The proposed Puhoi-Wellsford connection was singled out as a road of national significance by the National government in 2009. The more direct route is intended to cut down travel time and boost the regional economy, not only during its estimated five-year construction for the first stage, but also from increased traffic between Northland and Auckland.

It has been opposed by both the Labour and Green parties, with both slamming the decision as a waste of money and bad for the environment.

Labour Party transport and Auckland Issues spokesman Phil Twyford said the road was "a duplicate gold-plated toll road that would only cut three minutes off the travelling time between Puhoi and Warkworth, on a road that outside of the summer holidays carries less traffic than many suburban arterials".

The 673 hectares designated for the Puhoi-Warkworth stage cuts across 46 different landowners, including 18 Crown-owned parcels.

The proposal was notified in November last year, receiving a total of 187 submissions. Of those, 62 percent supported the project either in full or in part, 25 percent opposed it in full or in part, while the remaining 13 percent were either neutral or had alternate views.

In its draft, Priestley noted the submissions received, particularly those from affected landowners and residents opposed to it, but ultimately found their concerns "largely subjective", and didn't override that "social and economic benefits undoubtedly flow from New Zealand’s roading network."

Landowners and residents were "in the board’s view, not motivated by ‘nimbyism’ but instead by an abrupt and unanticipated fracturing of hopes and dreams," Priestly said. "None of the disappointments and fractured dreams which affected land owners and residents have placed before the Board would justify it, for the reasons stated, refusing the application."

However, the board did find that, during construction of the massive earthworks and bridge piles for the project ran the risk of "adverse effects" in the Puhoi River and the Hauraki Gulf Marine Park "particularly during high rainfall events".

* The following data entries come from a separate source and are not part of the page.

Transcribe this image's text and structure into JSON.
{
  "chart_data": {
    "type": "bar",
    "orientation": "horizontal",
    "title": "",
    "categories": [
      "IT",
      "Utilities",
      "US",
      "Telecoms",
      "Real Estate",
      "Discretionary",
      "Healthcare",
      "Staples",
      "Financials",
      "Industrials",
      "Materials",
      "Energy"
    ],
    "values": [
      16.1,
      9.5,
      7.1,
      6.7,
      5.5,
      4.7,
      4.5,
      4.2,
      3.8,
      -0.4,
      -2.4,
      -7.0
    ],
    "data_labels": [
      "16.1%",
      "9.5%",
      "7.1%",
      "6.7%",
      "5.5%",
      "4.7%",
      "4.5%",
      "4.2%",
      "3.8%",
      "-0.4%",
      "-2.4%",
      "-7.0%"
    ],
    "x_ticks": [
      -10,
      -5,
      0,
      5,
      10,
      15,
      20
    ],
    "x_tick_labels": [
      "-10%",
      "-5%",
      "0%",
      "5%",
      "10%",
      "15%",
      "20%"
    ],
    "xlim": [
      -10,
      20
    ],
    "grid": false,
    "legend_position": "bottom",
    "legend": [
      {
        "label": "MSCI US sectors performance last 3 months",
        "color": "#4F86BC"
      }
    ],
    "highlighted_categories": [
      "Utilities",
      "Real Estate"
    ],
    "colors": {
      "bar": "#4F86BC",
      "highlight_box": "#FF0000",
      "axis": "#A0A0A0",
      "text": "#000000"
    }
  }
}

"The discharge of stormwater from the motorway surfaces once it is operational may also affect the marine environment."

The board imposed numerous conditions on the project, which it accepted would create "significant and irreversible changes to the environment", which would soften with time as "mitigation planting becomes established and views are screened".

The board's final decision is due with the EPA by Sept. 4. The NZTA said construction is anticipated to start between 2015 and 2019 and be completed between 2020 and 2025.

The board of inquiry comprised retired High Court Judge John Priestley chairing, with Michael Parsonson, Alan Withy, Bronwyn Hunt and David Chandler.